The man in the coach then spoke up, still without revealing himself: “It was at Pontevedra’s express request that the cardinal called up the Blades.…”

The vicomtesse smiled.

She privately reflected that it was in her power to, sooner or later, wreck Pontevedra’s diplomatic mission by threatening his daughter’s life. But the same means could be used to a different, more immediate, end. It would, moreover, be an opportunity to measure the depth of the ambassador’s paternal feelings.

“Let us send word to Pontevedra that we hold his daughter and that if he wishes to see her again alive, he must provide us with some tokens of his good will. The first is to persuade Richelieu to recall his Blades as of today. That will remove a thorn from our foot.”

“And who shall carry this news to Pontevedra?” asked Gagnière.

The vicomtesse thought for a moment and an idea came to her.

“Monsieur de Laincourt wishes to be initiated this evening, does he not? Well, let him show his mettle. If he carries out this mission successfully then he shall have what he wants.”

After Gagnière’s departure, the vicomtesse climbed into the coach, which immediately set out. She sat facing the person the marquis had been unable to see and to whom she had entrusted the precious reliquary.

“It’s the Sphère d’Âme, isn’t it?” asked the man as she took the casket from him.

“Yes.

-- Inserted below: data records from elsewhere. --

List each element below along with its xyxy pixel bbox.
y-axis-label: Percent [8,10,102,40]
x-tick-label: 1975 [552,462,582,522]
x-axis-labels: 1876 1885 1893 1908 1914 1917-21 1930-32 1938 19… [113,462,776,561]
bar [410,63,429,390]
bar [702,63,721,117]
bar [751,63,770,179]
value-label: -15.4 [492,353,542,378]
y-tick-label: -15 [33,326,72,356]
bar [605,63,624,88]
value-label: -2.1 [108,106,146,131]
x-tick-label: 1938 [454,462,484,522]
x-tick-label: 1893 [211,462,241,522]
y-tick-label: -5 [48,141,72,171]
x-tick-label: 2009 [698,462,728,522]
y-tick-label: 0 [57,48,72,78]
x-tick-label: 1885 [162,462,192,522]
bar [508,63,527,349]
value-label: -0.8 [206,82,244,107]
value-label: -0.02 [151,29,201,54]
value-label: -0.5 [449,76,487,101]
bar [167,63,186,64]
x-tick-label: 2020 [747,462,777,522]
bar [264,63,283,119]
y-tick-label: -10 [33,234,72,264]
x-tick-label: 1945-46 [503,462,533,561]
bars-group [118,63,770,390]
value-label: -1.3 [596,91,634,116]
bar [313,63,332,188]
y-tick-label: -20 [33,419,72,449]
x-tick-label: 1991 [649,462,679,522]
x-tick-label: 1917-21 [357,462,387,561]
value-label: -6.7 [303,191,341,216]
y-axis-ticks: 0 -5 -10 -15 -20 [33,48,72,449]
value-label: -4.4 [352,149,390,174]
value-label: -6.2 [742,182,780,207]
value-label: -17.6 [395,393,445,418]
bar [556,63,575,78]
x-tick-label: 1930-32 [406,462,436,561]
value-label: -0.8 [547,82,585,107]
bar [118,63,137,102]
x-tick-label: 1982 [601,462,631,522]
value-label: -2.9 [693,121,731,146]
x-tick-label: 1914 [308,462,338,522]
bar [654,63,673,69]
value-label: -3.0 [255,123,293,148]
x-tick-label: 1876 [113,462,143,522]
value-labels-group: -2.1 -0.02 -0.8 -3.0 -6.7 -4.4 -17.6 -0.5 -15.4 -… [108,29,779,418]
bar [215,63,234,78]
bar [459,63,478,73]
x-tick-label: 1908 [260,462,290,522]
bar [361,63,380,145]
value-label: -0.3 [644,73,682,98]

Without it, nothing that will take place this evening would be possible.”

“I am anxious to see that.”

“I believe you. But the experience is painful. And sometimes, fatal.”

“I don’t care!”

Full of confidence in him, the young woman smiled at monsieur Jean de Lonlay, sieur de Saint-Georges … and captain of the Cardinal’s Guards.

If he survived, there was no question at all that he would become an initiate of the first order in the Black Claw’s French lodge.